I started off my career in a hotel lobby bar, and absorbed every bit of knowledge I could before setting off to the UK. I highly suggest travelling to enrich your craft and get first-hand experience of different cultures. You’ll realise how fortunate we are here in Australia with support from suppliers and our working conditions are second to none. In the UK, I was quickly promoted to Venue Manager at a bar in Soho, London, for three years before coming home to then continue my career in Sydney. The travel bug had taken hold, and it wasn’t long before I was off to Canada, Jakarta and Hong Kong before returning to Sydney and starting at my current role at Beam Suntory.
Any gender bias I’ve experienced – and it’s been extremely few and far between – I’ve approached as a challenge to overcome. Some places I’ve worked denied women working behind the bar – relegated to floor staff… I broke that rule pretty quickly. It’s also a matter of choosing your battles. I once went for an interview in Sydney at a highly regarded hospitality group which shall remain nameless. The interview opened with the (male) CEO stating “We don’t hire women in this role.” “Why are you wasting my time then?’’ I said before walking out of the interview. You can’t win them all.
If hospitality ignites that passion within, and this is where you see you developing your career, you must take a strategic approach to the places you work. Set out to work in venues which will fuel your personal and professional growth, challenge you, and set you up with development experiences to take your career to where you want to be. In any role you’re in, look for the learning opportunity. Don’t waste your time.
Never underestimate about promoting yourself and creating a profile. This isn’t bragging. If you don’t bring attention to yourself, don’t expect others to notice your talents and accomplishments on their own. Be your own best advocate.
Within the industry I’ve worked alongside some of the powerful and influential women we have around us today. Jess Arnott who I hold in the highest regard, and watching those nail biting episodes of Masterchef, delivering greatness within each dish. Her experience and wealth of knowledge in the trade led her to where she is today. Paige Aubort — a true force not to be reckoned with — and this hasn’t come without her dedication to the industry and experience she has built over the last few years. Jenna Hemsworth, what an inspiration coming second in the Bartender of the Year competition at the Australian Bar Awards, I’ve watched her compete over the years, and admired her focus, and dedication to achieving such a magnitude of greatness. Alex Ross, such a powerful voice, with undeniable influence among the industry and recently highlighting the issues women face within the industry on social media which actually led me to writing such an article.

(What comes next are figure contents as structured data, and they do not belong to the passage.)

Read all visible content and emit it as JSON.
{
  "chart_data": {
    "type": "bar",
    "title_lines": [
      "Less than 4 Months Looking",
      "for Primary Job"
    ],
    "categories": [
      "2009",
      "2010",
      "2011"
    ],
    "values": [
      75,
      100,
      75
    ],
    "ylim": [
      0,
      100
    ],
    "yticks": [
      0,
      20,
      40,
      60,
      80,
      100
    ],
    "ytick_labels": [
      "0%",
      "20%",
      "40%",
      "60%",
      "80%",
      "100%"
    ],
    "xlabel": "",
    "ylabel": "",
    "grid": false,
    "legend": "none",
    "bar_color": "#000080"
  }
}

With the recent results of our cocktail competition The Perfect Blend we now know who’s representing at the state finals, including the faces of many female bartenders, something The Blend team were excited about, as supporting bartenders throughout their career is what the program is all about.
The industry we work in is created by people with passion, it’s evolving every day, and we are extremely privileged to be the ones that write the next chapter. Embrace it and make it your own journey.
Resist the urge to be a keyboard – or smartphone — warrior. Debate can get heated on social media, especially on industry forums. As tempting as it is to add your two cents, resist! Your potential future employer could be watching!